Streaming Tables to CSV

How can I stream some rows to a CSV file (i.e. I have an iterator that creates rows, and I want those rows to be written to a file without requiring enough memory for all of the rows).

It seems like the CSV.jl library is designed to write a stream of data from an in-memory table, but it is not capable of streaming data from a streaming table:

CSV.RowWriter(table; kwargs...)

This table must implement Tables.jl interface, which seems like a low level interface library primarily implemented by DataFrames.jl. I can’t find a way to make a DataFrame that is generated dynamically row by row, such as when the data size is too large to fit in memory.

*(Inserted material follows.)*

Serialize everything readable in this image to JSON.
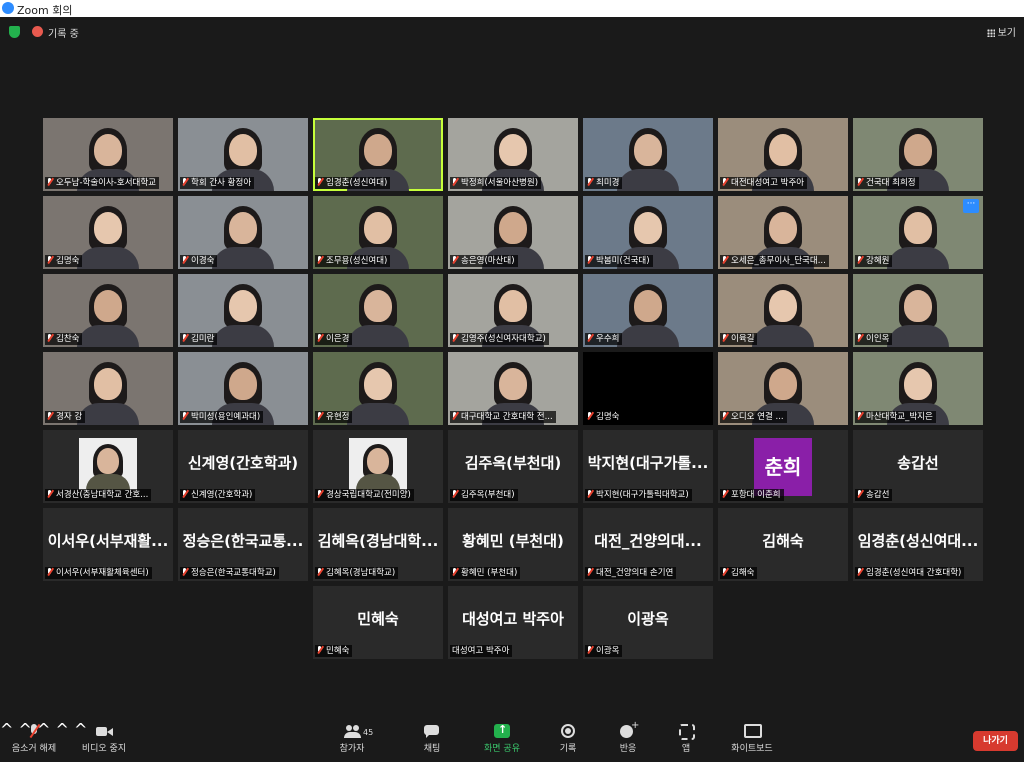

https://csv.juliadata.org/stable/writing.html

Is a loop that calls print too slow?

My impression is that a lot of the optimizations in the CSV package would be inapplicable to writing row by row, so another alternative would be to write the data in chunks: save a few thousand rows to an array or a DataTable and call CSV.write, then move on to the next chunk (re-using/over-writing the same memory buffer for every chunk).

Calling print isn’t too slow — I just want to leverage the CSV library so I don’t have to write my own escaping/delimiter logic.

I guess I can implement chunking, it just seems like it increases the complexity of what I’m doing.

The writedlm function in the DelimitedFiles standard library accepts “an iterable collection of iterable rows”.

The main reasons to use CSV.jl instead of DelimitedFiles are performance and Tables.jl support. Since it seems you need neither of these, I would just use DelimitedFiles.

3 Likes

An iterator of named tuples would be a valid (and lazy) Tables.jl table:

get_row(n) = (; col1="hi $n", col2=n^2)
table = (get_row(n) for n=1:100)

Definitely not used just by DataFrames!

4 Likes

Thanks! I think @stevengj 's suggestion to use writedlm definitely work for what I’m doing, but this is exactly what I was asking about.

1 Like

A better solution is to pass the dataframe to be written to the function eachrow() in the argument of either writedlm() or CSV.write():

# first with writedlm from DelimitedFiles
writedlm("path_to_save_folder/file_name.csv", eachrow(dataframe))
# now with CSV.write 
CSV.write("path_to_save_folder/file_name.csv", eachrow(dataframe))

Both work well but I experienced a sudden overshoot in memory for writedlm(), which did not happen for CSV.write().